Lauderdale, best known for founding the "little orchestra" known as Pink Martini, is the anti-Ted Nugent: A liberal, Occupy-Movement-supporting, openly gay civil rights activist who favors gun control and loves classical music.
But for all their differences, the two did apparently manage to find common ground, and, according to Lauderdale at least, had a pretty pleasant chat.

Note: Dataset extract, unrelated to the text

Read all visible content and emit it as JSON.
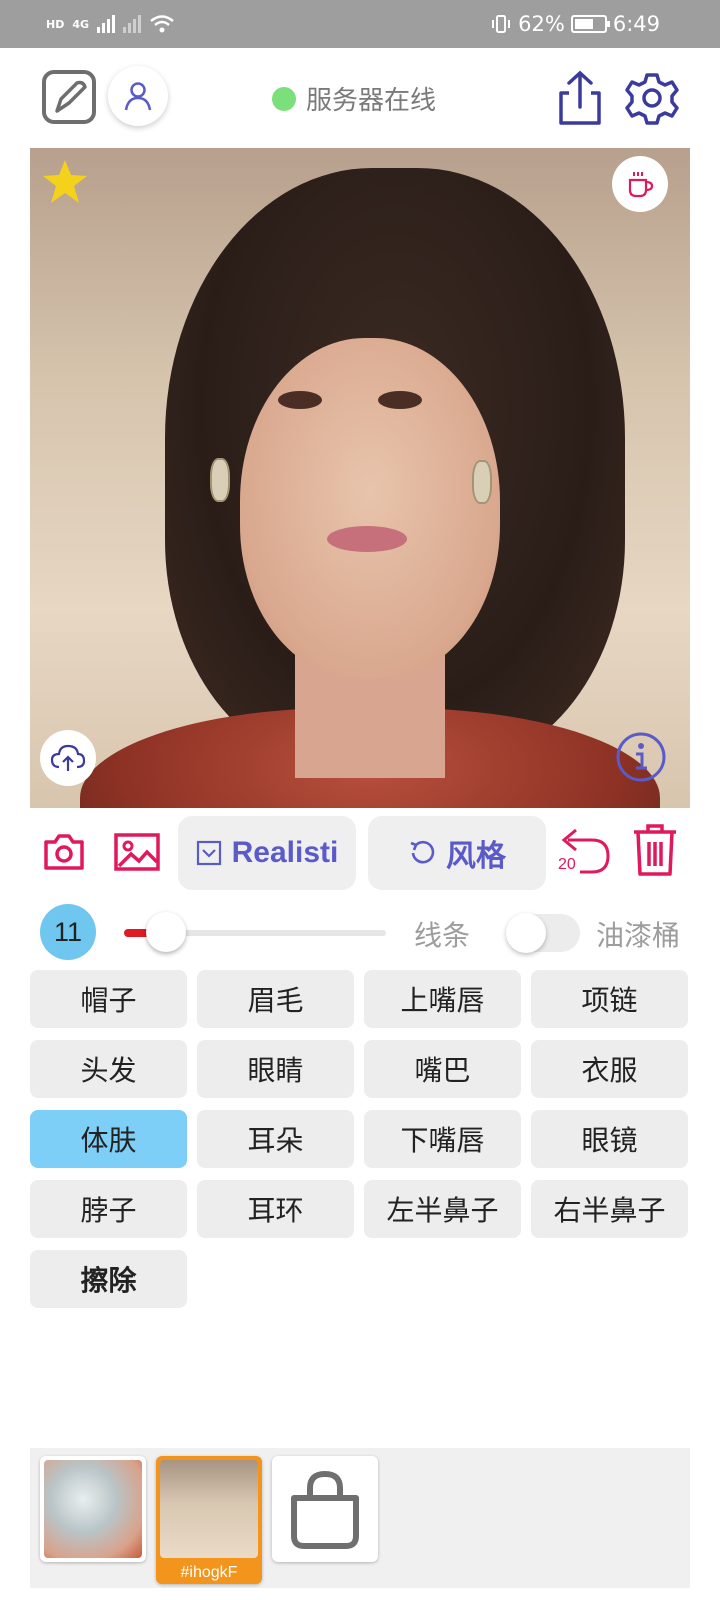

I was totally not expecting to be seated next to Ted Nugent at the State of the Union .... but it was incredible. We talked about hunting ... in Texas (where he has lived for the past 10 years) and Michigan (where he grew up). Growing up he was inspired by Dick Dale ... and later by the British Invasion bands of the mid-60s ... The Yardbirds ... The Rolling Stones. He only tours in the summer. I asked him if he did USO tours. He has ... BUT is probably the only celebrity who carried his own machine gun. (Shockingly, I don't have a machine gun of my own.) He thought this year's Grammys were too "bubblegum" and childish. And, of all of his compositions, "Fred Bear" means the most to him ... people ask for it at their funerals, their barmitzvahs, their graduations ... "It doesn't get more "wow" than that," he said. At the end of the night, he shook my hand, and wished me luck. I thought he was a real gentleman.
Unfortunately, the gap-bridging didn't carry over to the night's main event.
Following the President's speech, Nugent took to Twitter to assure his followers that he remained as headstrong as ever. "It deeply pains me to report that the prez is a master scam artist," Nugent wrote. "Didn't believe a word."
Then again, it's unclear if he was even paying attention.